Despite the catchy one liner you /really/ wouldn’t want that. Separation of Business and State like separation of Church and State would be a nightmare that makes Brexit follower by Brexit 2 (every individual member of the UK leaving) look like a splendid idea in comparison.

  1. Businesses cannot be taxed as it is recognized as the power to destroy.
  2. Regulating the operations of a business would be under the strictest legal scrutiny for a purpose. It wouldn’t be completely unrestricted but religion isn’t a legal excuse for human sacrifice but is for animal sacrifice.
  3. Citing affiliation with a business as a conflict of interest to deny someone a government position would be discriminatory. You can’t discriminate against bar owners to prevent them from being outright in charge of the liquor control board.
  4. Anything which benefits some businesses more than others would be under question under anti-establishment. While no subsidies sounds good in practice it is far harder to do so with companies – no interstate highways or privately ran homeless shelters as those interfere with the airline business and landlords.

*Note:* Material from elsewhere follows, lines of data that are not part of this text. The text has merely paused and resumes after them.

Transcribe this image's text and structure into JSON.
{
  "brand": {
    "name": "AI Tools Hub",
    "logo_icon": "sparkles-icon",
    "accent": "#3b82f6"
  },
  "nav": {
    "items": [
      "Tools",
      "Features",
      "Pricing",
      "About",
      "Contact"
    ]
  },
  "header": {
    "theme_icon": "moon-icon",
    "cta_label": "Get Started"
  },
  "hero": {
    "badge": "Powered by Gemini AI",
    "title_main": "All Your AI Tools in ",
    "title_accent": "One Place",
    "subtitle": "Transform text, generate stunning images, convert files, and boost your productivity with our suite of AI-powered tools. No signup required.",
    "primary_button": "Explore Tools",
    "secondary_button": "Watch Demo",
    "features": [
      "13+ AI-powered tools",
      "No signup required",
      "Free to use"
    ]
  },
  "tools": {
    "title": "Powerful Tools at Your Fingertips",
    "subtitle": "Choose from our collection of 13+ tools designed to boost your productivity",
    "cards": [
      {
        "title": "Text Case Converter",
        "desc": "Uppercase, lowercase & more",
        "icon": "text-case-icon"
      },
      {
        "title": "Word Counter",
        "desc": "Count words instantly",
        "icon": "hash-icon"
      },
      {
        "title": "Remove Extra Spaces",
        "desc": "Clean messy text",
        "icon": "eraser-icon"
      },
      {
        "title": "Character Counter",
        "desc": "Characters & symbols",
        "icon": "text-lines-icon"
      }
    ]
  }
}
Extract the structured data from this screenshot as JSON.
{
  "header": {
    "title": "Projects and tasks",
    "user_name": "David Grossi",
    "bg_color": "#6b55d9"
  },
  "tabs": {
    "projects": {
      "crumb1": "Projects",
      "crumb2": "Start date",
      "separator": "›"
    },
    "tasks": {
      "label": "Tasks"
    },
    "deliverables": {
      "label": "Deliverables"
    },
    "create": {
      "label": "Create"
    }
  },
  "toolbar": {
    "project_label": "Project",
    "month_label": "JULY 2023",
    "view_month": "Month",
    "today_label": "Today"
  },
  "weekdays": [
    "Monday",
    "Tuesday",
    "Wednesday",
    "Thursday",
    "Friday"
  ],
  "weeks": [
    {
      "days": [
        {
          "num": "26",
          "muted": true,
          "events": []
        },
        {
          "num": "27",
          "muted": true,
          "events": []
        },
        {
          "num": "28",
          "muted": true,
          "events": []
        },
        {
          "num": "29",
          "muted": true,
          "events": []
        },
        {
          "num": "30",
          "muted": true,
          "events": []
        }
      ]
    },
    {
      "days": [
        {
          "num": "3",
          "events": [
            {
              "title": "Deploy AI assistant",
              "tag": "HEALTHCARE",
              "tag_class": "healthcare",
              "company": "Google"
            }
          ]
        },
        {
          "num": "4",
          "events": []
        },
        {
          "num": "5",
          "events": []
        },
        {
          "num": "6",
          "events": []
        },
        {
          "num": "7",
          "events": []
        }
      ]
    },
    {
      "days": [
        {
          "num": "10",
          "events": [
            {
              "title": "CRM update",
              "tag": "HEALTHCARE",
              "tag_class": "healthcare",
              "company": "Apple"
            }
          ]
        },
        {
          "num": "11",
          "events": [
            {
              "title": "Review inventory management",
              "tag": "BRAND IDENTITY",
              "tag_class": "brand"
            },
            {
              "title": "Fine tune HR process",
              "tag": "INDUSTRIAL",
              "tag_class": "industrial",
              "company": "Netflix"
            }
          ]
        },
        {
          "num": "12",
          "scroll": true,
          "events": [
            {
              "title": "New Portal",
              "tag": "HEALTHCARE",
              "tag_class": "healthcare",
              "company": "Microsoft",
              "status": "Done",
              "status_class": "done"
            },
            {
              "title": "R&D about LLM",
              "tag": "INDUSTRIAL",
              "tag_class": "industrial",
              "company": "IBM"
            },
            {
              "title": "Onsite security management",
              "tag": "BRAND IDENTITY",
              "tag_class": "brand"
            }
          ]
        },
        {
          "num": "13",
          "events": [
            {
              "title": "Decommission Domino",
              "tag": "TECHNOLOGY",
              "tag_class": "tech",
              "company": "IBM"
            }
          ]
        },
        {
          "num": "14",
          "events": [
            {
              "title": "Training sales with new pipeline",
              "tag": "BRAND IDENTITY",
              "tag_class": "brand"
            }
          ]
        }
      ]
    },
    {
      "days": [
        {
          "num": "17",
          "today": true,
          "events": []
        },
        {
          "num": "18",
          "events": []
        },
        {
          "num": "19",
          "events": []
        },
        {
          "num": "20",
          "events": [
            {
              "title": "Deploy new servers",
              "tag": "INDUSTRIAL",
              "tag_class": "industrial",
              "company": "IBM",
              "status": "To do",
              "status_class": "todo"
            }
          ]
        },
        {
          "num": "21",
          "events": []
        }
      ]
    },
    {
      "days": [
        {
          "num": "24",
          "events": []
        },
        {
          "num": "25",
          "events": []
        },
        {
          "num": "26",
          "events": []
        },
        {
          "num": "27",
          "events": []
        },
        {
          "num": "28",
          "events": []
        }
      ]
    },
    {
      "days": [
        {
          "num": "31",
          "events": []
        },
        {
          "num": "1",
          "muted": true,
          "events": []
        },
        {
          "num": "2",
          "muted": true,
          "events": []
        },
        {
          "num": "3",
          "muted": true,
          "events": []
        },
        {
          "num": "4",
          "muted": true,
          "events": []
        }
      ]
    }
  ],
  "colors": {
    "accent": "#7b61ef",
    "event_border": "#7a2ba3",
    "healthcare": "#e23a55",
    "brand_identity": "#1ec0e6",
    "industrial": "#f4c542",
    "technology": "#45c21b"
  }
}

If there are two industry standards going with one for benefits would violate it as being about as permissible as the US Military deciding to "standardize" Chaplains to the most prevalent religious denomination.
That One Guy (profile) says:

Not even pretending it's not pee...

‘No really, we pinky-promise that we’ll be super serious in creating a viable competitor to our own businesses and profits if you let this merger go through.’

Of all the justifications to go with it still baffles me that they went with one that pathetically weak, but I suppose when the people who decide whether to allow a merger are already bought and paid for you don’t need to come up with anything more credible.